“L’omaggio al cimitero Monumentale di Milano agli squadristi degli anni venti”

UNO SCANDALO CHE SI RIPETE

​Quest’anno a prendere l’iniziativa per la commemorazione del 23 marzo al Cimitero Monumentale davanti al cosiddetto monumento dei “martiri fascisti” è stata la Fiamma tricolore.

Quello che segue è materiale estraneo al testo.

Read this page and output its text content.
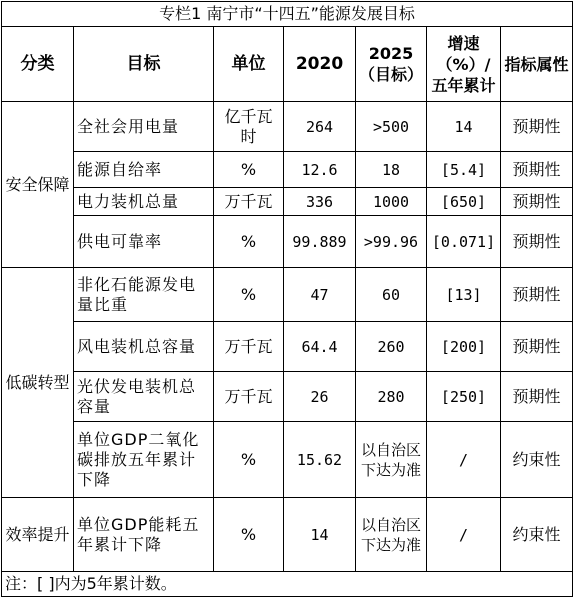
专栏1 南宁市“十四五”能源发展目标						
分类	目标	单位	2020	2025（目标）	增速（%）/五年累计	指标属性
安全保障	全社会用电量	亿千瓦时	264	>500	14	预期性
	能源自给率	%	12.6	18	[5.4]	预期性
	电力装机总量	万千瓦	336	1000	[650]	预期性
	供电可靠率	%	99.889	>99.96	[0.071]	预期性
低碳转型	非化石能源发电量比重	%	47	60	[13]	预期性
	风电装机总容量	万千瓦	64.4	260	[200]	预期性
	光伏发电装机总容量	万千瓦	26	280	[250]	预期性
	单位GDP二氧化碳排放五年累计下降	%	15.62	以自治区下达为准	/	约束性
效率提升	单位GDP能耗五年累计下降	%	14	以自治区下达为准	/	约束性
注：[ ]内为5年累计数。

In un post su una delle sue pagine si da infatti appuntamento alle 14.30.

Seguiranno, con ogni probabilità, analoghi inviti a manifestare da parte delle associazioni dei reduci repubblichini e delle diverse sigle del neofascismo milanese.
​La data scelta è quella della fondazione dei Fasci di combattimento avvenuta a Milano nel 1919.

STORIA DEL SACRARIO FASCISTA

​Come noto, nel 1925, agli inizi del regime fascista, fu eretto un sacrario, dove furono progressivamente raccolte le salme di tredici squadristi, non solo milanesi, morti in scontri di strada.
L’opera, tra il liberty e l’art déco, si componeva originariamente delle statue di qualche metro di altezza di tre giovinetti in posa eroica, uno dei quali con in braccio un fascio littorio sormontato da un’aquila con le ali aperte, e di una cripta sottostante. Finita la guerra il fascio  e l’aquila furono asportati, così la targa commemorativa.

I TREDICI SQUADRISTI

​Tra i nomi ospitati nel sacrario compare Ugo Pepe, il figlio ventunenne dell’ammiraglio Gaetano Pepe, studente di ingegneria al Politecnico di Milano, autore di diverse spedizioni punitive tra il Veneto e Milano (tentò anche, nel luglio del 1921, di far saltare a Treviso con tubi di gelatina la sede centrale del partito repubblicano). Ferito mortalmente nel capoluogo lombardo la sera del 23 aprile 1922 da due revolverate nei pressi di Porta Romana, spirò all’ospedale. I funerali si tennero al cimitero Monumentale, il 26 successivo, alla presenza di Mussolini e centinaia di squadristi lombardi, liguri e veneti.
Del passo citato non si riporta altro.